A lot of the talk about law firm environments reminds me of how the perception of women in the workplace has evolved. In the 1960s and 1970s, women could get jobs, but they were expected to put up with all manner of slurs and denigration. There were some few men in the workplace who were willing to accept women as equals; a big chunk who were unsure the arrangement would work, but didn’t spend a lot of energy opposing the idea; and another big chunk of men who were diametrically opposed to the idea of women in positions of power and authority.

Nowadays, no one dares say that women cannot do the jobs, but they defend to death the workplace structures that make life difficult for single people, and impossible for people who want to be parents in anything but the Ward Cleaver, see-you-at-dinner mode. Except that Ward and his lawyer buddies in the 1950s didn’t work nearly so hard or so many hours as are expected today.

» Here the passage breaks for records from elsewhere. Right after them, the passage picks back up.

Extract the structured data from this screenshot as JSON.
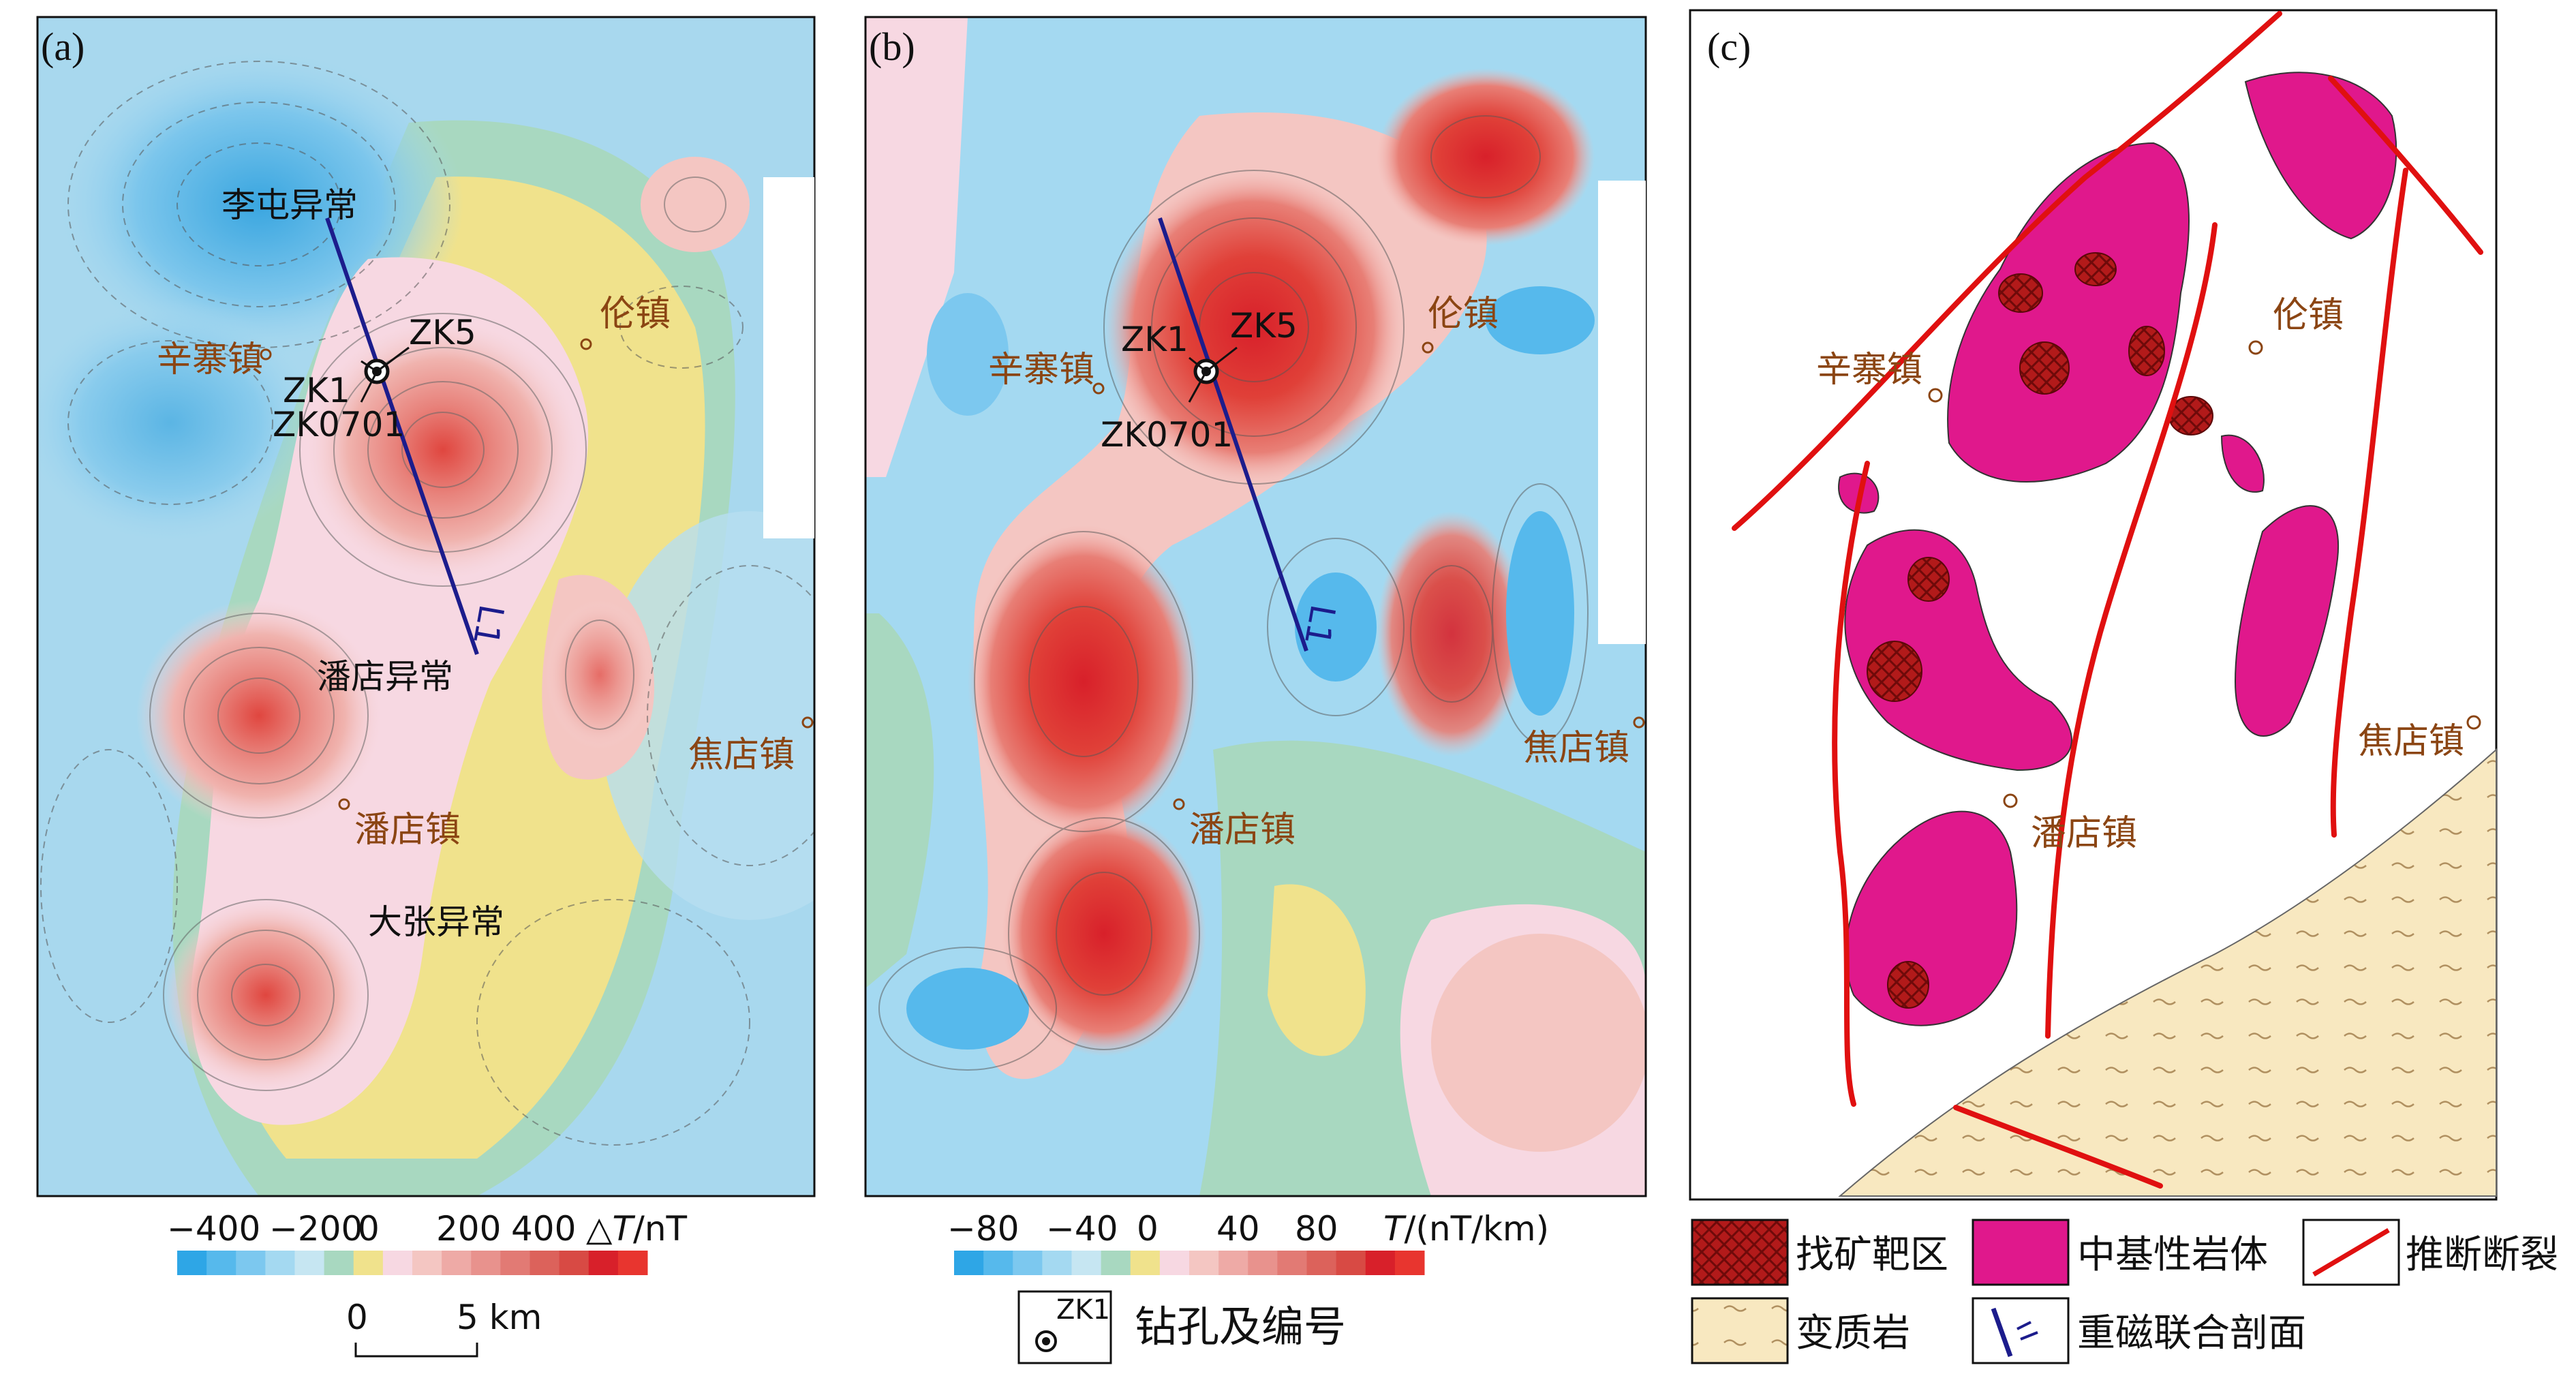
{
  "panels": {
    "a": {
      "label": "(a)",
      "labels": {
        "litun": "李屯异常",
        "xinzhai": "辛寨镇",
        "lunzhen": "伦镇",
        "pandian_anom": "潘店异常",
        "pandian": "潘店镇",
        "dazhang": "大张异常",
        "jiaodian": "焦店镇",
        "zk1": "ZK1",
        "zk5": "ZK5",
        "zk0701": "ZK0701",
        "line": "L1"
      },
      "colorbar": {
        "ticks": [
          "−400",
          "−200",
          "0",
          "200",
          "400"
        ],
        "unit_prefix": "△",
        "unit_var": "T",
        "unit_suffix": "/nT"
      },
      "scalebar": {
        "left": "0",
        "right": "5 km"
      }
    },
    "b": {
      "label": "(b)",
      "labels": {
        "xinzhai": "辛寨镇",
        "lunzhen": "伦镇",
        "pandian": "潘店镇",
        "jiaodian": "焦店镇",
        "zk1": "ZK1",
        "zk5": "ZK5",
        "zk0701": "ZK0701",
        "line": "L1"
      },
      "colorbar": {
        "ticks": [
          "−80",
          "−40",
          "0",
          "40",
          "80"
        ],
        "unit_var": "T",
        "unit_suffix": "/(nT/km)"
      },
      "borehole_legend": {
        "code": "ZK1",
        "text": "钻孔及编号"
      }
    },
    "c": {
      "label": "(c)",
      "labels": {
        "xinzhai": "辛寨镇",
        "lunzhen": "伦镇",
        "pandian": "潘店镇",
        "jiaodian": "焦店镇"
      },
      "legend": [
        {
          "key": "target",
          "text": "找矿靶区"
        },
        {
          "key": "intrusion",
          "text": "中基性岩体"
        },
        {
          "key": "fault",
          "text": "推断断裂"
        },
        {
          "key": "metamorphic",
          "text": "变质岩"
        },
        {
          "key": "profile",
          "text": "重磁联合剖面"
        }
      ]
    }
  },
  "colors": {
    "ramp": [
      "#2ea6e6",
      "#56b9ec",
      "#7cc8ef",
      "#a4d9f1",
      "#c6e6f2",
      "#a8d8c0",
      "#f0e28c",
      "#f7d8e2",
      "#f4c6c2",
      "#eeaaa6",
      "#e8928d",
      "#e27a74",
      "#dc625b",
      "#d84a44",
      "#d8202a",
      "#e8352f"
    ],
    "fault": "#e01010",
    "intrusion": "#e0188c",
    "target": "#b01818",
    "metamorphic": "#f8e8c0",
    "profile": "#1c1c8c"
  }
}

So in law firms, we see an evolution from grudging acceptance of the idea that the world won’t end if some lawyers work part-time, to a realization that firms can make more money if they let lawyers be “of counsel” and never make partner, but still bill the daylights for their work, to the current dipping of the toe in the less work for less money pond. These are all good steps toward making one aspect of law firm life — the sheer amount of work — more bearable, but these steps do nothing to make the environment itself more palatable. Too many partners treat their colleagues, associates, and staff like crap, raining undeserved criticism down by the bucket, and doling out praise by the drop. Or simply standing by when their partner does it to someone else. Or maintaining ridiculous expectations, like instant reply to Blackberry summonses on a Saturday night. Or . . . well you can fill in some of the list, those of you who live it every day.

The point is, until the belief system of the abuser changes, simply spending a few hours less in his or her presence doesn’t solve much.